LINCOLN, Neb. — It's a peculiar rivalry in that, for one team, it's barely a rivalry at all.
Oklahoma, in things football and financial, mostly competes with Texas. The final accounting each autumn is regarded so important by the constituency of the neighboring states, in fact, that no fewer than three books have been written about that famous football series in the last few years.
No books have been written about this rivalry. Not that Oklahoma-Nebraska is just another game. Every year--40 of the last 42 anyway--the winner gains or shares a conference championship.
Many years, the winner gains the national championship, as well. As in 1971, when the teams were last ranked Nos. 1 and 2--the first Game of the Century, as it is still called here--Saturday's game between the two top-ranked teams is also expected to be preliminary to a Jan. 1 national championship game in the Orange Bowl.
Still, it is clear that this game means more to Nebraska than to Oklahoma, and maybe always has.
Nebraska, so remote that it has no real geographical antagonists, has made this one the game over the years and has invested it with all kinds of sociological importance. If you know that Nebraska has lost the game the last three years, and 11 of the last 15 under Coach Tom Osborne, you may be able to understand the level of desperation that has developed here.
--A Chicago man was transferred to Kuwait but refused to go unless he could be furloughed for the Nebraska-Oklahoma game.
--A woman gave birth this week and inquired of the athletic department whether the new-born would need his own ticket.
--A man who says he's dying of lung cancer wrote to the Omaha World-Herald to describe his initial emptiness. "One of my first thoughts was that I might not be around for the '86 'Husker season," he wrote. "I was very thankful to live through the year."

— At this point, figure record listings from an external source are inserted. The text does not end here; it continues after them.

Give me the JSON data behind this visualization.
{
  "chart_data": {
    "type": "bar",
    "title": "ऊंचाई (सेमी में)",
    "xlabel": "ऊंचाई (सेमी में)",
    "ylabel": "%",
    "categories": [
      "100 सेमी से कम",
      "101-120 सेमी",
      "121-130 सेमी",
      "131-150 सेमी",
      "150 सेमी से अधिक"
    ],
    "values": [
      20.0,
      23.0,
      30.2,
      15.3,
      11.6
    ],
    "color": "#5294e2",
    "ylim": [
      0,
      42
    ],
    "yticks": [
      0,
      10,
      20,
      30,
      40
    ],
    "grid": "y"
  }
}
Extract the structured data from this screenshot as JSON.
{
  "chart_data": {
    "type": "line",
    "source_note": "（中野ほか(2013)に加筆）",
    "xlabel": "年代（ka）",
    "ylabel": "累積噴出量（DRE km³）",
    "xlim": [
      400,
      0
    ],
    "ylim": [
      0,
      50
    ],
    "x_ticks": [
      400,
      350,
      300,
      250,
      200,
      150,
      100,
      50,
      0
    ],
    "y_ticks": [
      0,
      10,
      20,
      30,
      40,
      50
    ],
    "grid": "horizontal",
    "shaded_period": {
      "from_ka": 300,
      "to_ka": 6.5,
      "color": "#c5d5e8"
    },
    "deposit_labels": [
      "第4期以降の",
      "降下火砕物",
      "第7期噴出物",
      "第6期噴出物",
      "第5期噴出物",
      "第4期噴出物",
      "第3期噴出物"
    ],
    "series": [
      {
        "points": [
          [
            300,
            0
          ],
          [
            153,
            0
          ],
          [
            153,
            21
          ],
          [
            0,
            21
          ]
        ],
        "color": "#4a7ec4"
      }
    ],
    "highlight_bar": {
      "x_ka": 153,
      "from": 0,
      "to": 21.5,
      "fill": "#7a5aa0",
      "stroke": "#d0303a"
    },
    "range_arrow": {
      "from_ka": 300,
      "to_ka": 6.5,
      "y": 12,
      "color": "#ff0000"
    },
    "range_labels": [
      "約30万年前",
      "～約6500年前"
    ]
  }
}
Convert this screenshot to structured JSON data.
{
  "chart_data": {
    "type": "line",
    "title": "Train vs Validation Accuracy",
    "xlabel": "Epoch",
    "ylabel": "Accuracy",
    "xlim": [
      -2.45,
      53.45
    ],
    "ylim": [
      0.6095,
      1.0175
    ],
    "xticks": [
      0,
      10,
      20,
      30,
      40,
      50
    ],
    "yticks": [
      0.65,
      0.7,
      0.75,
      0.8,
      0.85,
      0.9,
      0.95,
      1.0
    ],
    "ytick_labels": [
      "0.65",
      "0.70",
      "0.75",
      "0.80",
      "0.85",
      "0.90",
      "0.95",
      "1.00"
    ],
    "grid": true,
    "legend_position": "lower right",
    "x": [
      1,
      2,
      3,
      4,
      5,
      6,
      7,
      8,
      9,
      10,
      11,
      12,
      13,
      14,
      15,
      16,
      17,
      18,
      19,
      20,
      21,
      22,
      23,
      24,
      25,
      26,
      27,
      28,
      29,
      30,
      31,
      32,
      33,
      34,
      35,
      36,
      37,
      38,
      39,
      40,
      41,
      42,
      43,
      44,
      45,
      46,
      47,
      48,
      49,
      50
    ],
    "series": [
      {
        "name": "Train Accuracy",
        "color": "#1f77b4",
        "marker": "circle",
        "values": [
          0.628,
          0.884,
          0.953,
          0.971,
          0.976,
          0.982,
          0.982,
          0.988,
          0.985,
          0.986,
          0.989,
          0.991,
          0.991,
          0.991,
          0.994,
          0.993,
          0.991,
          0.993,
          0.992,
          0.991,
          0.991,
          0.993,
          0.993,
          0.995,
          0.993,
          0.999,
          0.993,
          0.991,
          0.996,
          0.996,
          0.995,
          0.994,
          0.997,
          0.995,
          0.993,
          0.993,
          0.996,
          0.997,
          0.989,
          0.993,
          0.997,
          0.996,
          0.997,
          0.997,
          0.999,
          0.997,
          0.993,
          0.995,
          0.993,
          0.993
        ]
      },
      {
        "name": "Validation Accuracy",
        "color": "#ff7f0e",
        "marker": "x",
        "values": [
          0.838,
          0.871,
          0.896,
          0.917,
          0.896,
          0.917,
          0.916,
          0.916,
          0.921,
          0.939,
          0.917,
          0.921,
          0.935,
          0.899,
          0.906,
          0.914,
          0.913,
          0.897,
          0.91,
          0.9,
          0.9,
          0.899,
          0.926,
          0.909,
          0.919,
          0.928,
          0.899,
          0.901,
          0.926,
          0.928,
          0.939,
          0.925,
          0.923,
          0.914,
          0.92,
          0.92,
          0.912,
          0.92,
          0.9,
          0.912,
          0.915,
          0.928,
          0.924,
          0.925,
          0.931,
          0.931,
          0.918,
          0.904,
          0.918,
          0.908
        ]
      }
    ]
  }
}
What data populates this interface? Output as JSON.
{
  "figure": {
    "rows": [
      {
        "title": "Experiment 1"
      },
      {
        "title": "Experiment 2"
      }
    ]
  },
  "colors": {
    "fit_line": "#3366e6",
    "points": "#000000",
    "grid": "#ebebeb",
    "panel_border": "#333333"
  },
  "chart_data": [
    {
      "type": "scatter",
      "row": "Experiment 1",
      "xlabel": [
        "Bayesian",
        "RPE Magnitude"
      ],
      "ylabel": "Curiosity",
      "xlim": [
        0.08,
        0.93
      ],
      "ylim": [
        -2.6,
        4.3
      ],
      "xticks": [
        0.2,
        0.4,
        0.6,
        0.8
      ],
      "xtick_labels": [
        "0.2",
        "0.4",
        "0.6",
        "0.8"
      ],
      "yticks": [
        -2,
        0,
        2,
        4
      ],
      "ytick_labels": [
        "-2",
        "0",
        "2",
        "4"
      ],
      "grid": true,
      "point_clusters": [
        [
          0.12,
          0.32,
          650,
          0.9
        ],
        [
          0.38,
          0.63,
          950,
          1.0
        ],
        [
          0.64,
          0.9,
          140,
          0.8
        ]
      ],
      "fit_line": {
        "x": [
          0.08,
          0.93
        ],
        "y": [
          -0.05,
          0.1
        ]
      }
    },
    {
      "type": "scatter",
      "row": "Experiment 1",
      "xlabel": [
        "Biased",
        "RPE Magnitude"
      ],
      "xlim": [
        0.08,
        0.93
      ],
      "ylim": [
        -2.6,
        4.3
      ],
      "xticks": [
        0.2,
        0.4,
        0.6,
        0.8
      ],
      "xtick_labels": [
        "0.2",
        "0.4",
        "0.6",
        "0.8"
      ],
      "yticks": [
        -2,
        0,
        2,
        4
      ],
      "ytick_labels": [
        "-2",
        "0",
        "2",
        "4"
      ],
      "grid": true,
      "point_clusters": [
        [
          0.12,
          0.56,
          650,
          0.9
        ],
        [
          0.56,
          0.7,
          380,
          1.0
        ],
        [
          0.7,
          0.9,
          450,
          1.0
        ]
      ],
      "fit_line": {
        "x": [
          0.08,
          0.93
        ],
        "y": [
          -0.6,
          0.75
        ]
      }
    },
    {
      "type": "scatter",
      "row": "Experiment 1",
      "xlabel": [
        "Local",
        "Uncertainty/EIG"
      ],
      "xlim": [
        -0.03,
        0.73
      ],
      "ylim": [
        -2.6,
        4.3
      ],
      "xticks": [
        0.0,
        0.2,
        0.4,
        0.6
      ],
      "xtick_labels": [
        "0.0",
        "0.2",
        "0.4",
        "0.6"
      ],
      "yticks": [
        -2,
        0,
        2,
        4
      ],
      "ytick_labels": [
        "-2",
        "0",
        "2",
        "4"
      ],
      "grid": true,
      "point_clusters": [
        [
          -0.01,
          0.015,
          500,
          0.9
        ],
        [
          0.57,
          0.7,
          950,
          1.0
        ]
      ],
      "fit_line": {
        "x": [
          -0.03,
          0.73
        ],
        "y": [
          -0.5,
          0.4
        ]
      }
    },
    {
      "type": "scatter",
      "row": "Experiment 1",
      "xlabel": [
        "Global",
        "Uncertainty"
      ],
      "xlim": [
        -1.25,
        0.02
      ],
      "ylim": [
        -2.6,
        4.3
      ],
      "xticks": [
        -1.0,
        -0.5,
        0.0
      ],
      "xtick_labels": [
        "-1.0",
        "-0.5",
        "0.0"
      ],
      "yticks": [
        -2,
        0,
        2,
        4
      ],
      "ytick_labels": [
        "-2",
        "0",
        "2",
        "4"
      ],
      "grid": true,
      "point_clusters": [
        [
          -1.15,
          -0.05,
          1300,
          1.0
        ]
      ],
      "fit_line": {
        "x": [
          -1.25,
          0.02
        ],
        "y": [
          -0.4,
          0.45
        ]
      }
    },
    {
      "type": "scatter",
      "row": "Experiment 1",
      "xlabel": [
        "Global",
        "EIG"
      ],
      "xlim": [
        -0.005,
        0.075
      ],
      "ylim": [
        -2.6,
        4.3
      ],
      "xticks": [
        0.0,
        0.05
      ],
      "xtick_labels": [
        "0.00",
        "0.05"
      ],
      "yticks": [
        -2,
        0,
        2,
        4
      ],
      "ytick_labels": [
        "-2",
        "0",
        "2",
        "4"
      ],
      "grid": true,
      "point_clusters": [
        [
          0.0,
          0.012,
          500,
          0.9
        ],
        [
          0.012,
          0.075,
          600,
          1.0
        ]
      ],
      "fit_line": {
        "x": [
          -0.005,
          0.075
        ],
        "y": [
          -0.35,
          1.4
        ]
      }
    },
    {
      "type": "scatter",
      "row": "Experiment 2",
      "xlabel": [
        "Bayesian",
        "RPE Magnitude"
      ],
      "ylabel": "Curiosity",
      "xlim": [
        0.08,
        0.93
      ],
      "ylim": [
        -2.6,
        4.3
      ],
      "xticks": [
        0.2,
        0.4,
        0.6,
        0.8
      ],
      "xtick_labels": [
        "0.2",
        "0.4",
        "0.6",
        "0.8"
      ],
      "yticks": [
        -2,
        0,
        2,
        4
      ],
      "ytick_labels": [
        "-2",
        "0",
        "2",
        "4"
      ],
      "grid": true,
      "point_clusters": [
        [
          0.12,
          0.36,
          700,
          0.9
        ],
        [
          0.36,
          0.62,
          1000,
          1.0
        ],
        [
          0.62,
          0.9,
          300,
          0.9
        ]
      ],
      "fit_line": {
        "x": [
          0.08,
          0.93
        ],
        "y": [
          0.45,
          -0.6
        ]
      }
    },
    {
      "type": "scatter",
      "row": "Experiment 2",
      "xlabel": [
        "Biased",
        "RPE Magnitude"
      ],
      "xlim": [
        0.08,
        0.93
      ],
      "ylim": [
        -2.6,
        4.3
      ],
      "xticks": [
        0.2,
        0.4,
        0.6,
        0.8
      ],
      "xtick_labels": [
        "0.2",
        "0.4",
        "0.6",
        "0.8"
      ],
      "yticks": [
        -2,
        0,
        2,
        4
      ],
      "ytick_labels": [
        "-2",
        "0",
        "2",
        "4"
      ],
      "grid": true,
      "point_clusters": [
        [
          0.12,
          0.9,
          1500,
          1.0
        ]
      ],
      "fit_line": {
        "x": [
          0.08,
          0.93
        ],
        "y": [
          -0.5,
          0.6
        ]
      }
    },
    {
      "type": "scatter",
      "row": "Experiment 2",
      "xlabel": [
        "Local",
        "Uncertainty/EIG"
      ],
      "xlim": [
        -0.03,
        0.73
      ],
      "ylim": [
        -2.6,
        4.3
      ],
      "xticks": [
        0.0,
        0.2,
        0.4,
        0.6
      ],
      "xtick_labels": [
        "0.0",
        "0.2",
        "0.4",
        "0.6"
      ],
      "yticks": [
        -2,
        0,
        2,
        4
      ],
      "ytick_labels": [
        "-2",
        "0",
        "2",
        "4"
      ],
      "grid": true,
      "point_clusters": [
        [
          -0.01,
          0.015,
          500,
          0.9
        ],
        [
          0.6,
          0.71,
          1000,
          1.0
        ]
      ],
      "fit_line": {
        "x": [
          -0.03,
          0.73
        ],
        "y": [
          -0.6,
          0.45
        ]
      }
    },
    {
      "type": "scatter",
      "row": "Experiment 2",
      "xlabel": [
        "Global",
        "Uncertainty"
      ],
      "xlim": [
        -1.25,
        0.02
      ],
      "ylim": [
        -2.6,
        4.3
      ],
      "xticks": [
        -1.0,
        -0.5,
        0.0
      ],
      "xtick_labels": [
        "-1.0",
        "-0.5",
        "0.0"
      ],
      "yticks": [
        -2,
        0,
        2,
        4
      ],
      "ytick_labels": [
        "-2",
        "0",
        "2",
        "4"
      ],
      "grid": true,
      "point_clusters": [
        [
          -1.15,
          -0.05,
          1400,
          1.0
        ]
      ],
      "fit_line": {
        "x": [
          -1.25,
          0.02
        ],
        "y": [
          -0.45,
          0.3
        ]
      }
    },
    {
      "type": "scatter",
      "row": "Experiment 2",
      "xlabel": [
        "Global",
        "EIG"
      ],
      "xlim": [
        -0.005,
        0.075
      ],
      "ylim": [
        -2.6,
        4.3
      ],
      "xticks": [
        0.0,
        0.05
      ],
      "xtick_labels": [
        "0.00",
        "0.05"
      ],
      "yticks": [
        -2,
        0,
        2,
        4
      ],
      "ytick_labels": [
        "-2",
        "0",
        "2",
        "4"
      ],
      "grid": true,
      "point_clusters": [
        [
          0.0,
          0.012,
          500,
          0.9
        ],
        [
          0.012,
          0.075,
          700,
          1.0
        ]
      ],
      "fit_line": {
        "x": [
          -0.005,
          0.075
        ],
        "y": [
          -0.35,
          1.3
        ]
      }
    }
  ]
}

Conditions at Norman, Okla., where the school president once vowed to "build a university of which the football team can be proud" and where the current president said at a National Collegiate Athletic Assn. convention, "Football is important because it increases attendance at the university museums on Saturdays," are outrageous, of course. But compared with those here, the undertaking of football in Oklahoma seems a relatively nonchalant enterprise.
The players here, who normally copy the button-down reserve of Dr. Osborne, can be heard making wild statements these days, responding to the pressing hysteria of the event.
For instance, the Sooners have prominent on their bulletin board the comments of Nebraska quarterback Steve Taylor. Asked about Oklahoma, he said, "The flat-out truth is, Oklahoma can't play with us. They are not good enough. Let me tell you, it might not even be close, and I mean that."
Asked to compare himself to injured Oklahoma quarterback Jamelle Holieway, the normally soft-spoken Taylor seems to have lost it. "I don't think there's any comparison," he barked. "I'm faster. I'm quicker. I throw better."
Wednesday, Taylor told the press that Dr. Tom had since sat him down and asked him to kindly refrain from such inflammatory remarks. Still, he admitted making the comments and further bristled, "I don't like being No. 2 to anyone."
The same day, I-back Keith (End Zone) Jones, yet more soft-spoken than Taylor, was asked to comment on the Oklahoma defense.
"My impression of the OU defense, with all due respect, is that every team they played has moved the ball on them," he said.
Oklahoma opponents average 7.5 points a game, apparently moving the ball back and forth just short of the end zones.
Defensive end Broderick Thomas has been enriching the lexicon ever since he got here. Before last year's Sugar Bowl game, Thomas decided that LSU needed to be hit and that he was "bringing the wood." He's the guy who tabbed the Nebraska season the 1987 Hellraising Tour.
Anyway, when someone asked him for a useful comparison, he despaired.
"There is no comparison," he said. "And I'm being honest."
Thomas, who advocates speaking out whenever possible--"I don't sit around with rocks in my jaw"--also said that the Nebraska scout team "is giving us a better picture than we might see Saturday."
This kind of talk is considered remarkable for Nebraska players. Nobody can recall the like of it. But understand that this generation of players has yet to beat an Oklahoma team, and the frustration has become palpable.
Taylor said: "Broderick and I were talking about why we came to Nebraska, and the answer is to beat Oklahoma four years. That hasn't happened, of course."
Failure to do so, all agree, has been nothing short of embarrassing.
"My heart still hurts," Thomas said.